|
|
|
|
|
by maccard
609 days ago
|
|
Thanks for the well thought out reply here. I understand the solution you're proposing, but the thing is that it fails at the first hurdle. > 1. Aggregate (in-memory or on cheap storage) events in the publisher application into batches. Clickhouse's Tagline on their website is: > Build real-time data products that scale Except, the minute we start having to batch data to process it and stage it, we lose the "real time" part. If I'm shipping them to S3 to have clickhouse batch ingest them, I might as well be use Databricks, Snowflake, or just parquet-on-s3. |
|
Even if you could remove all of the operational burden from Kafka or equivalent, hooking it up to Clickhouse is still, at the end of the day, going to commit in batches (of max_insert_block_size, or kafka_max_block_size, or smaller batches polled from the message broker). Even with no consumer lag, that's still going to incur a delay before your data is SELECTable.
Heck, even Kafka publishers usually don't flush (actually send over the network) after every publish by default.
That same tradeoff comes up in Snowflake and Databricks (albeit mitigated when using Continuous Processing, which is experimental and expensive computationally and monetarily). Their ingestion systems are batching as well.
At the end of the day, "real time" means different things to different people, and you'll have to choose between one of several architectures:
- Clients synchronously insert data (which is then immediately visible) into your analytics store. ClickHouse is less good at handling a barrage of single-row INSERTs than other DBs, but none of them are good at this type of workload at even medium scale. Even manually shipping single-update files to S3 gets expensive and slow fast.
- Batch your inserts and accept bounded lag in data visibility. Doesn't matter whether batching is client-side, database-side, or in an intermediate broker/service.
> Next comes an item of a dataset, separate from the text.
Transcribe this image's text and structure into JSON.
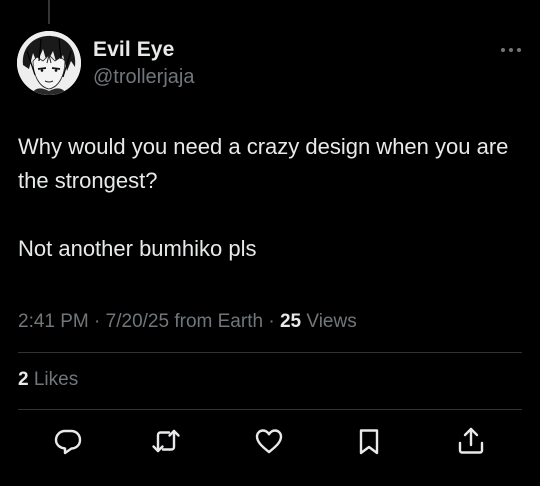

- Ship your data asynchronously via messaging/streaming/batching and force point-in-time queries to wait for some indication that asynchronous data for the requested point in time has arrived. For example, when batching manually you could delay queries until a batch subsequent to the time-of-query has arrived, or when using Kafka you could wait for the system of record's last-committed-kafka-message-id to pass your topic's max ID at the time of query.